Clinical efficacy and therapy response prediction of neoadjuvant dalpiciclib plus letrozole in postmenopausal patients with HR+/HER2- stage II-III breast cancer (DARLING 01): a single-arm, open-label, exploratory study.

Abstract

Background: Hormone receptor-positive/human epidermal growth factor receptor 2-negative (HR+/HER2-) breast cancer is the most common subtype of breast cancer, yet its response to traditional chemotherapy remains limited, posing a challenge in achieving optimal therapeutic outcomes. In this study, we aimed to evaluate the clinical efficacy and safety of dalpiciclib, a novel CDK4/6 inhibitor, combined with letrozole as neoadjuvant therapy (NAT) in postmenopausal patients with HR+/HER2- stage II-III breast cancer. Additionally, we explored potential predictive biomarkers for treatment response using gene analysis.

Methods: This single-arm, open-label, exploratory phase II trial involved 35 postmenopausal women with HR+/HER2- breast cancer (ClinicalTrials.gov identifier NCT05512780). Patients received four cycles of dalpiciclib (125 mg/day for 3 weeks, followed by 1 week off) plus continuous letrozole (2.5 mg/day). The primary endpoint was objective response rate (ORR), and secondary endpoints included changes in Ki-67 expression, complete cell cycle arrest (CCCA) rate, residual cancer burden (RCB), and safety profiles. Gene expression profiling and least absolute shrinkage and selection operator (LASSO) regression were conducted to identify biomarkers predictive of response to NAT.

Results: Among the 35 enrolled patients, 31 completed the full treatment course. Of the 29 patients with evaluable response data after 4 cycles, 16 achieved partial response (PR), resulting in an ORR of 55.2%. Following two weeks of treatment, the mean Ki-67 expression significantly decreased from a baseline of 17.5-1.8%, and CCCA was observed in 75% of patients. Grade ≥ 3 treatment-emergent adverse events (TEAEs) were mainly decreased neutrophil count (45.7%), with a median duration of 3 days. The NAT predictive model, developed using gene expression analysis and clinicopathological factors, achieved an area under the curve (AUC) of 0.928, indicating that TFRC, SCUBE2, and MMP11A could serve as novel predictive biomarkers for response to NAT.
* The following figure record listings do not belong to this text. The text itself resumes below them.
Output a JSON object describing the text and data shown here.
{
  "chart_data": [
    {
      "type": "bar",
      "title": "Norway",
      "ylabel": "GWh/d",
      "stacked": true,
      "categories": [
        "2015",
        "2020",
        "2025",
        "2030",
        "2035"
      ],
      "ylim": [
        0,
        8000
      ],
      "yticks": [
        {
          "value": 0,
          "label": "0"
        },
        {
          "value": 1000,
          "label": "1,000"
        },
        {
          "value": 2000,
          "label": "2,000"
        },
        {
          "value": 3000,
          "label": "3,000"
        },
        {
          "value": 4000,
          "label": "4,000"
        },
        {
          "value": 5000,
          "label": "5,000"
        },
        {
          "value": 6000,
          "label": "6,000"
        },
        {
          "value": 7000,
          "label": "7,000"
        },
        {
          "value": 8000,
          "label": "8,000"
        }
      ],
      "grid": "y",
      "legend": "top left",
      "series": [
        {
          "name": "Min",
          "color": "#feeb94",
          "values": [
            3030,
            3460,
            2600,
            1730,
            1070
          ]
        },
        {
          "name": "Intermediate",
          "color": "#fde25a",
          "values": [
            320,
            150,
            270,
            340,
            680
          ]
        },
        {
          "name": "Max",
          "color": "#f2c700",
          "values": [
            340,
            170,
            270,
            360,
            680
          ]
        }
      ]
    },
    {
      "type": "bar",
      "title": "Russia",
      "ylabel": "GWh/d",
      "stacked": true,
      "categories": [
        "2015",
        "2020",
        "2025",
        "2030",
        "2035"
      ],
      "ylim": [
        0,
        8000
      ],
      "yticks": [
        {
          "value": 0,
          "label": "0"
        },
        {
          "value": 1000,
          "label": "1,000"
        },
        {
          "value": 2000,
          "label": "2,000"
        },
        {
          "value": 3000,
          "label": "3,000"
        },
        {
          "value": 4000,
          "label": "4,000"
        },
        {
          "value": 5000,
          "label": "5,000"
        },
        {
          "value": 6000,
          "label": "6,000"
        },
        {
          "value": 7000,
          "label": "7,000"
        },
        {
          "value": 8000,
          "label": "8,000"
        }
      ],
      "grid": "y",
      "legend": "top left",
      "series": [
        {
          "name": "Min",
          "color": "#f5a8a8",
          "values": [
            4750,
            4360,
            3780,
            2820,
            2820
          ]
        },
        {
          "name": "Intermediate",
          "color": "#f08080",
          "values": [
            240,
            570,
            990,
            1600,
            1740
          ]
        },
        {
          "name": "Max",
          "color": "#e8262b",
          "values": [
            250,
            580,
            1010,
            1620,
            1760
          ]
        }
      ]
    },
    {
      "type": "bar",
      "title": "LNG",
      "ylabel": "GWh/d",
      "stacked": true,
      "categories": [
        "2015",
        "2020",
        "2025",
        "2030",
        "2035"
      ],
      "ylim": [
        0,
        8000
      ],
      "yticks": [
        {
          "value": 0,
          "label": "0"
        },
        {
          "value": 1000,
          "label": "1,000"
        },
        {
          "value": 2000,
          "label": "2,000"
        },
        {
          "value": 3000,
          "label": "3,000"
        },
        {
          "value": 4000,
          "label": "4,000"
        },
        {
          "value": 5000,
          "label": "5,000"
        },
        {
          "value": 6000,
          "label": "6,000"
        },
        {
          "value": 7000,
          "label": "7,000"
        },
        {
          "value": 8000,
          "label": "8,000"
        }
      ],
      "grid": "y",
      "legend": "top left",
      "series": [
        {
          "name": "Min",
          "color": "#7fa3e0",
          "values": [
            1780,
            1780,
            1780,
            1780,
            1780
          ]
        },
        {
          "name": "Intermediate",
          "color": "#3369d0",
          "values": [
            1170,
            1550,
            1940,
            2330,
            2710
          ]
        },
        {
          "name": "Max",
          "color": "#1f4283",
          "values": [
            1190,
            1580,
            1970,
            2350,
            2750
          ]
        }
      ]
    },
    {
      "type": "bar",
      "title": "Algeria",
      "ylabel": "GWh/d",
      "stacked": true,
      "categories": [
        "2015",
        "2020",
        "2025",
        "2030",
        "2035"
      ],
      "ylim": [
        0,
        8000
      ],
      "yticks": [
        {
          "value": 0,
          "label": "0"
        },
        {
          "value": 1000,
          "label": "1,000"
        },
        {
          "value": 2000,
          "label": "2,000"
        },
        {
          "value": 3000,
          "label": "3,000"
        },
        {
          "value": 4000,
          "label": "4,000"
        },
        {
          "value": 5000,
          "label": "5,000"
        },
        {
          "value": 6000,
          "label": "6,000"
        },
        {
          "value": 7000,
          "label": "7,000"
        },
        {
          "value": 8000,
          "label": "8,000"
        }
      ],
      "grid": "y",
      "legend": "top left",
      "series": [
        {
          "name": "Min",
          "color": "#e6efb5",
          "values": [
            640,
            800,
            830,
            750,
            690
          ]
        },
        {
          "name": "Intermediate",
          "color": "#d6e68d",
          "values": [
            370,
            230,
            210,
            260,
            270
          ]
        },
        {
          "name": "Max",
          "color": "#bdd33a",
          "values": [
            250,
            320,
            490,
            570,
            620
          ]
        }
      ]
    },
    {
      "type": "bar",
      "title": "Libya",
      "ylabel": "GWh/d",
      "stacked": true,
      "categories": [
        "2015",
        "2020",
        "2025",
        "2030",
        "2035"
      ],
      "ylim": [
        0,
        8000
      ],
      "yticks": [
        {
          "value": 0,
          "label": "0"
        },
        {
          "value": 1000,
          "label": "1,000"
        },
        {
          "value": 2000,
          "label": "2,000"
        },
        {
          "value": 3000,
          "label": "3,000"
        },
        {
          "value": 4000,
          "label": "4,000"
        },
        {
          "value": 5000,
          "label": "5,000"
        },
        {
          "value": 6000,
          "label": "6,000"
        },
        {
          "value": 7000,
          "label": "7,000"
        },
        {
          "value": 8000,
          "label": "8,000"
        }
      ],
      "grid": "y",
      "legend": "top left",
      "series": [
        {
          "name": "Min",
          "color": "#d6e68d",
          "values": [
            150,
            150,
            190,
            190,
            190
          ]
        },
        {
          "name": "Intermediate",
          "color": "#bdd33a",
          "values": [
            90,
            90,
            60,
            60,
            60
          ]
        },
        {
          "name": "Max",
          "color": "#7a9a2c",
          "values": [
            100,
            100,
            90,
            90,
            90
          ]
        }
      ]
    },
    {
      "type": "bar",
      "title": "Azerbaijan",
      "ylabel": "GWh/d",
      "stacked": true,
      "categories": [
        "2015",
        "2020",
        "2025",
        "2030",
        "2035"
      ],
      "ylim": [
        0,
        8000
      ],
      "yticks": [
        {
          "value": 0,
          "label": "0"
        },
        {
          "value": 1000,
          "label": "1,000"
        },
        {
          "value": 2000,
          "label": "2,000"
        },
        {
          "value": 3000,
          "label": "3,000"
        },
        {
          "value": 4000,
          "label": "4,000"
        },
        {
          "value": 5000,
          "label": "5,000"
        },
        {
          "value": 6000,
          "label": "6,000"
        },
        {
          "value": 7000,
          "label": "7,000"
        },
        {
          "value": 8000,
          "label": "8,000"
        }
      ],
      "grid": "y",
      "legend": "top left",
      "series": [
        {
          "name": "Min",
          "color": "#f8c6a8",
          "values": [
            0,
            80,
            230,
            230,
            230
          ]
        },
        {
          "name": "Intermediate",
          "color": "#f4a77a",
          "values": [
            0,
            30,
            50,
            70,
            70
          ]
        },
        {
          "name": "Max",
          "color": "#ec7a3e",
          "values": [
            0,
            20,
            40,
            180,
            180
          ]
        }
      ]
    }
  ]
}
Conclusions: Dalpiciclib combined with letrozole demonstrated promising antitumor activity and an acceptable safety profile in postmenopausal patients with HR+/HER2- breast cancer. The identification of TFRC, SCUBE2, and MMP11A as predictive biomarkers provides insights into the potential for personalized neoadjuvant treatment strategies.